At the Feb. 23 roundtable, Chandler focused on the importance of supporting the efforts of small counties and local law enforcement to fight prescription pill abuse. Through his invitation, Perdue attended the roundtable and met Kerlikowske.
“It is so important to have discussions like we had yesterday with multiple groups and across party lines,” Chandler said in a statement. “But we also need to remember that our small communities are a critical part of that discussion. Our small towns and counties are the ones on the front lines, and they carry much of the burden of this epidemic. Sheriff Perdue’s perspective on the issue was greatly appreciated.”
“Myself and a couple other sheriffs talked with (Kerlikowske) for a couple minutes,” Perdue said. “I think the main thing that the roundtable discussion is its brought this problem to the forefront and made people aware of the problem we’re suffering in this state. If nothing else, it’s put the spotlight on it.”
Chandler also focused his remarks on the KASPER system which he helped create in 1999. KASPER, the Kentucky All Schedule Prescription Electronic Reporting system, is a prescription pill monitoring program.
Because of its success in Kentucky, the program was used as a national model for NASPER, the National All Schedule Prescription Electronic Reporting system. NASPER was signed into law in 2005, and never received full funding.

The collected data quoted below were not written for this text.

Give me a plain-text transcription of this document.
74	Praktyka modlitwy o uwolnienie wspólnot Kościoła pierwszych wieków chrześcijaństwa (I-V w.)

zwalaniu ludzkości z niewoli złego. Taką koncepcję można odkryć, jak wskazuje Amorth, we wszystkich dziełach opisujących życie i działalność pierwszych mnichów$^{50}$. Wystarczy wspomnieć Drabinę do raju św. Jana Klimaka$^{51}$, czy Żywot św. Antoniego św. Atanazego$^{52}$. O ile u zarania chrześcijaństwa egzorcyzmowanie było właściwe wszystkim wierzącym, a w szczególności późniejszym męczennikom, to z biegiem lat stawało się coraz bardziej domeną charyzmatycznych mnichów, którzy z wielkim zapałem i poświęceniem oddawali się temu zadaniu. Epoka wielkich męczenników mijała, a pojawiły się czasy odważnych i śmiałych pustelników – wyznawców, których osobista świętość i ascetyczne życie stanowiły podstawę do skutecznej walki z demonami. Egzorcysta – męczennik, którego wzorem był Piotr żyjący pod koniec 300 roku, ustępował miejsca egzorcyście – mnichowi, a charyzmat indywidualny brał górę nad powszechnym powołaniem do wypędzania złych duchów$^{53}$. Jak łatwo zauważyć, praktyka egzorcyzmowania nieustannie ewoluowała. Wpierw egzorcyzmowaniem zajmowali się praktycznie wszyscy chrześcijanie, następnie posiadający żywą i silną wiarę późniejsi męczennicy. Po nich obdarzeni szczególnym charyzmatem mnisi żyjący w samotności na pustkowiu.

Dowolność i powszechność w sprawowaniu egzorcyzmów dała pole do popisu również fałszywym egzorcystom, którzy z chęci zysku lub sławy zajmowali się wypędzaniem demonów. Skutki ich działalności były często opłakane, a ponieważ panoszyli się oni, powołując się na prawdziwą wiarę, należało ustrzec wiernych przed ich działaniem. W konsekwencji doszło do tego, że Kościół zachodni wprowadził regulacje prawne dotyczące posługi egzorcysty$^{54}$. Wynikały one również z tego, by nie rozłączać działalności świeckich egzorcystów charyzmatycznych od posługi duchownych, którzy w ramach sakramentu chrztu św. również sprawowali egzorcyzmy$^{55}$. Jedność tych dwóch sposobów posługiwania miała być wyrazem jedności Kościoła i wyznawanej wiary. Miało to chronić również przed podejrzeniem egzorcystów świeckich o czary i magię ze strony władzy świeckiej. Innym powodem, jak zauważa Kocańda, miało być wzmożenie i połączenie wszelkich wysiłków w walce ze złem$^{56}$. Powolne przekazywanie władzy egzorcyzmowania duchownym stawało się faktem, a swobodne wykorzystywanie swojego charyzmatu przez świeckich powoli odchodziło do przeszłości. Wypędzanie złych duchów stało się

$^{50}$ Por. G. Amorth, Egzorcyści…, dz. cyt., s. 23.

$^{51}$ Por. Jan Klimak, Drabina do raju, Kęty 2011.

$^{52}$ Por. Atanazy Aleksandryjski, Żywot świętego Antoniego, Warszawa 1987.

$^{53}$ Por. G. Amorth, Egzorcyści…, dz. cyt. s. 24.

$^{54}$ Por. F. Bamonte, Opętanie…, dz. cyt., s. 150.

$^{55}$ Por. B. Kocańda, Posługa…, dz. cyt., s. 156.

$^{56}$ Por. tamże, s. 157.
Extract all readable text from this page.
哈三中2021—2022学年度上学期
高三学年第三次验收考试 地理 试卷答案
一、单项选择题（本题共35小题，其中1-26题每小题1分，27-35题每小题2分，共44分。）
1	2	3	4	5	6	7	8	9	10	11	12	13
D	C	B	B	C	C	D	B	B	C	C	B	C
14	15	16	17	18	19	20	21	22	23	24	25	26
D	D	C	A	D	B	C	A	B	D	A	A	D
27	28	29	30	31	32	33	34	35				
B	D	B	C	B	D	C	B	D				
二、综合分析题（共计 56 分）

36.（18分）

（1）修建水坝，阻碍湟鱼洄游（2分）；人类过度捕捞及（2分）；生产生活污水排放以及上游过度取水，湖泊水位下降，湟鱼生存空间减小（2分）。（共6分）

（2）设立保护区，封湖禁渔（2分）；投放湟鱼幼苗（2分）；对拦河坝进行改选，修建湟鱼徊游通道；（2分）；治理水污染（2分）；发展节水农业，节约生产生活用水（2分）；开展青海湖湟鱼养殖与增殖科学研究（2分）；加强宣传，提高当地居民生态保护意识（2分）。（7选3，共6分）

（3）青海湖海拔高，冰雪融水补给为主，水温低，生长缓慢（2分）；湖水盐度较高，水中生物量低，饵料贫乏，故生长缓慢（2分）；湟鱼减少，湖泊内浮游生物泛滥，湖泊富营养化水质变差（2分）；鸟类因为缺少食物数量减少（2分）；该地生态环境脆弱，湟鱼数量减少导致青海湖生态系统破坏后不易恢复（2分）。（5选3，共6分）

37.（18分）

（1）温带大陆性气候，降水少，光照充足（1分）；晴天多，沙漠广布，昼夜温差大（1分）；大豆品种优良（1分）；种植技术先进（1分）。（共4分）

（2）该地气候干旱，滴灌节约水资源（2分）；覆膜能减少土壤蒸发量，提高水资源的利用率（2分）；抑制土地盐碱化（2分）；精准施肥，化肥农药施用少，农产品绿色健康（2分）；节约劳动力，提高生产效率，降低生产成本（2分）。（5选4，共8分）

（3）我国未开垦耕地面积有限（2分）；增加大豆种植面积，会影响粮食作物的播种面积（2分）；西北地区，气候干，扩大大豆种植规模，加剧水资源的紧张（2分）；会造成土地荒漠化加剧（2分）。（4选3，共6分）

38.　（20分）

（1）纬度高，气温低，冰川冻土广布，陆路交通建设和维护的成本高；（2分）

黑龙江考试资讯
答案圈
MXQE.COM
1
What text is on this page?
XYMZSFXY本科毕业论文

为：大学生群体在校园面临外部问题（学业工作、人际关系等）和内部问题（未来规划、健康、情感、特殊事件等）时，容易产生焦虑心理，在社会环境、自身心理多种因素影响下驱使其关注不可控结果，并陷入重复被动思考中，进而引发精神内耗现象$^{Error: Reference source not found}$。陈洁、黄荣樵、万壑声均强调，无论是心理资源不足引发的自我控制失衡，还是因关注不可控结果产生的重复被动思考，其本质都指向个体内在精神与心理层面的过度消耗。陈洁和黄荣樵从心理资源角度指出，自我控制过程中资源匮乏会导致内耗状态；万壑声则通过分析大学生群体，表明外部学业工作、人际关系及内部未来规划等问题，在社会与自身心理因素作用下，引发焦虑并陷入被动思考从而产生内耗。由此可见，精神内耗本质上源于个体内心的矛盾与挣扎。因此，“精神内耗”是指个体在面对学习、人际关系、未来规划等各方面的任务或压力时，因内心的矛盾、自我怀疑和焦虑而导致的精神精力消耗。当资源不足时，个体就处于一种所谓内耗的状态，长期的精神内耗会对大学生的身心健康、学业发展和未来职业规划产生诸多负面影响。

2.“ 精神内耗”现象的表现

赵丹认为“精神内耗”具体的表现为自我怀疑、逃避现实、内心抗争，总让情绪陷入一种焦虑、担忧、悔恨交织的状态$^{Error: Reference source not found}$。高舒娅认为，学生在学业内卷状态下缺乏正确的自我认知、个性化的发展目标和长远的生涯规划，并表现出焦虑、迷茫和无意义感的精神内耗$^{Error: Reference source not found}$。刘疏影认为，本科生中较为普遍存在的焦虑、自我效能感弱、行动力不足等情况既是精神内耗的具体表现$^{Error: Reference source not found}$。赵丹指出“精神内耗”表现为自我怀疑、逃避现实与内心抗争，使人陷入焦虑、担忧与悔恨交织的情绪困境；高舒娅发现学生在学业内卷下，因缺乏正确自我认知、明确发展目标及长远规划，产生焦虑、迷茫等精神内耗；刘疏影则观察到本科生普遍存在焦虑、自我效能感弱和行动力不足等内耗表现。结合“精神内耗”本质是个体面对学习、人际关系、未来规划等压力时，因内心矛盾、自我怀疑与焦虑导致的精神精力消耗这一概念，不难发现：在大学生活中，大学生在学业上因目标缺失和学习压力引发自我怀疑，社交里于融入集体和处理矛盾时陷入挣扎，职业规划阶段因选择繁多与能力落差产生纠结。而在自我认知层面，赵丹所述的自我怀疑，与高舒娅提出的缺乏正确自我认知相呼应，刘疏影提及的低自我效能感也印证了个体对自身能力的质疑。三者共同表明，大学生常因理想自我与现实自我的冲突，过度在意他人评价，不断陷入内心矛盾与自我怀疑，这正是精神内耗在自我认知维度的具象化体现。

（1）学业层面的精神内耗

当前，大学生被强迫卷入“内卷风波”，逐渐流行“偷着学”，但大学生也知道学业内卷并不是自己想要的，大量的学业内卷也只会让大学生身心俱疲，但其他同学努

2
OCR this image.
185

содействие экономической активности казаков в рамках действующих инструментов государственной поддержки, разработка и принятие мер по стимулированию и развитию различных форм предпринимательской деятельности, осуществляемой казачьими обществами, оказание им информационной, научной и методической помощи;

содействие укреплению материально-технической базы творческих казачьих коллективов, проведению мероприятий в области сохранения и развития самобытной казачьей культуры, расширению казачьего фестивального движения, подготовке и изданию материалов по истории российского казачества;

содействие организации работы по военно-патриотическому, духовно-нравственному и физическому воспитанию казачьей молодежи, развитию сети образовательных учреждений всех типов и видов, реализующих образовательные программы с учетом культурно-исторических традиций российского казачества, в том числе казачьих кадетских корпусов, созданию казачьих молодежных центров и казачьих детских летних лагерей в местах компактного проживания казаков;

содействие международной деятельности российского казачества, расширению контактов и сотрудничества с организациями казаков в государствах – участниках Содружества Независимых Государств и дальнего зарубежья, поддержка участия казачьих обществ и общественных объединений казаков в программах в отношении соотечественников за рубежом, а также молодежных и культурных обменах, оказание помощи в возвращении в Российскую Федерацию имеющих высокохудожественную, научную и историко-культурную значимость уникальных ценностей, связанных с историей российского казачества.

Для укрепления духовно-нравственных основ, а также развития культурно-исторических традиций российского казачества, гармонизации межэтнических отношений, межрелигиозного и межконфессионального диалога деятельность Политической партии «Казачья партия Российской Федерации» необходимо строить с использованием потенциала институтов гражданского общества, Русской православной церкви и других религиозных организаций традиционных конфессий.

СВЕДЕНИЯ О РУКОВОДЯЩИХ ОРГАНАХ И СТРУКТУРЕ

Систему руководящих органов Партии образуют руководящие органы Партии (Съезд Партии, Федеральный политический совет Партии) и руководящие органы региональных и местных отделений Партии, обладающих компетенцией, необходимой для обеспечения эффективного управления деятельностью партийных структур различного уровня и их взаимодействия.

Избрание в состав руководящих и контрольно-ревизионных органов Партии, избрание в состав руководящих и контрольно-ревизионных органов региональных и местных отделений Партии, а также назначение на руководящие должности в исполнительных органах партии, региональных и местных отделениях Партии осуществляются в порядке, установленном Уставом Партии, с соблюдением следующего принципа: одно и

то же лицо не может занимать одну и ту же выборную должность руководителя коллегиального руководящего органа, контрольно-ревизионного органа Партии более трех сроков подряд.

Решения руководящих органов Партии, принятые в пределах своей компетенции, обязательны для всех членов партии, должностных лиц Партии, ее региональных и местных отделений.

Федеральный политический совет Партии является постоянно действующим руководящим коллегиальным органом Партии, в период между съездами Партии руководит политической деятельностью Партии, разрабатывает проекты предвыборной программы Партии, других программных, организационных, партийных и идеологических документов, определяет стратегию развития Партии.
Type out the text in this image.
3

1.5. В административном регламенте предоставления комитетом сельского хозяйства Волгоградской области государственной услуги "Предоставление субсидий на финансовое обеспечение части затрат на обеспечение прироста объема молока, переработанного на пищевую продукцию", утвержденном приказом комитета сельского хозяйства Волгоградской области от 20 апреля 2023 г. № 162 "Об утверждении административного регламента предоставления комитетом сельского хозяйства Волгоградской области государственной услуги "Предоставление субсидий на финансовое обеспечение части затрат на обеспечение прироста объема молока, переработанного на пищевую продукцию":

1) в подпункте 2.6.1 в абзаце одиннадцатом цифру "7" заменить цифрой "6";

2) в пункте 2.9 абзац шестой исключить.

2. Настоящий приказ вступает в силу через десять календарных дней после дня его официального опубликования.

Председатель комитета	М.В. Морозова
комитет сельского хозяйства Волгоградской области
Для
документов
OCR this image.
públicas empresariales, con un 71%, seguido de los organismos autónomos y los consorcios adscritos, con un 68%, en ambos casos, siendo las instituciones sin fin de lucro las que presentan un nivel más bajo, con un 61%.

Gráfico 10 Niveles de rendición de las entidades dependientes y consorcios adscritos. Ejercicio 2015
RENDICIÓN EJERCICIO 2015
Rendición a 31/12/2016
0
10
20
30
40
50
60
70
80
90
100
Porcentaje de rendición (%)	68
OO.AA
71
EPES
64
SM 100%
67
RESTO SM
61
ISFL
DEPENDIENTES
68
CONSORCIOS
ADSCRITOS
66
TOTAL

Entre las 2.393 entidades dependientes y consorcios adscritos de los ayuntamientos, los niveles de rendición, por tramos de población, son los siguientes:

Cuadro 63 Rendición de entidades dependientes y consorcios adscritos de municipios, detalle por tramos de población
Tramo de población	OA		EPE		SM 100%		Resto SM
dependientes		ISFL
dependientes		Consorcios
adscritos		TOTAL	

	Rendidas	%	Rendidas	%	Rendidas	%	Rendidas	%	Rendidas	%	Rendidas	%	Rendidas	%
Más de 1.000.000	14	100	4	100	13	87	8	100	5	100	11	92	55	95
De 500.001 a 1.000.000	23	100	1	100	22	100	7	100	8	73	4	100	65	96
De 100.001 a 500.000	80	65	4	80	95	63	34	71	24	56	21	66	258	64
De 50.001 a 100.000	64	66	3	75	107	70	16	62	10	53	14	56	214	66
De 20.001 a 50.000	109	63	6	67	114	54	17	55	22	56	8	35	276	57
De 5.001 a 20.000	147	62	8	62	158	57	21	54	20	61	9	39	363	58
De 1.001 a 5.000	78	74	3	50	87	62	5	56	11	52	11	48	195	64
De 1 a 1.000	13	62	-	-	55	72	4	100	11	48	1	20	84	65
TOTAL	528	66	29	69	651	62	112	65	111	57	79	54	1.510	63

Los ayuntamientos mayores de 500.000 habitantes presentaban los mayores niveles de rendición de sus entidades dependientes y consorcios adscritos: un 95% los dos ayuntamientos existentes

“I am so glad Director Kerlikowske came to Kentucky and sparked this conversation. It was one we desperately needed to have,” Chandler said. “We are facing a drug epidemic in Central Kentucky, and this isn’t a problem that local sheriffs, Chrysalis House, UK, KASPER, or even the federal government can fight on their own. We all have to work together on all levels from local, to state, to federal to fight this epidemic. Today was a big first step.”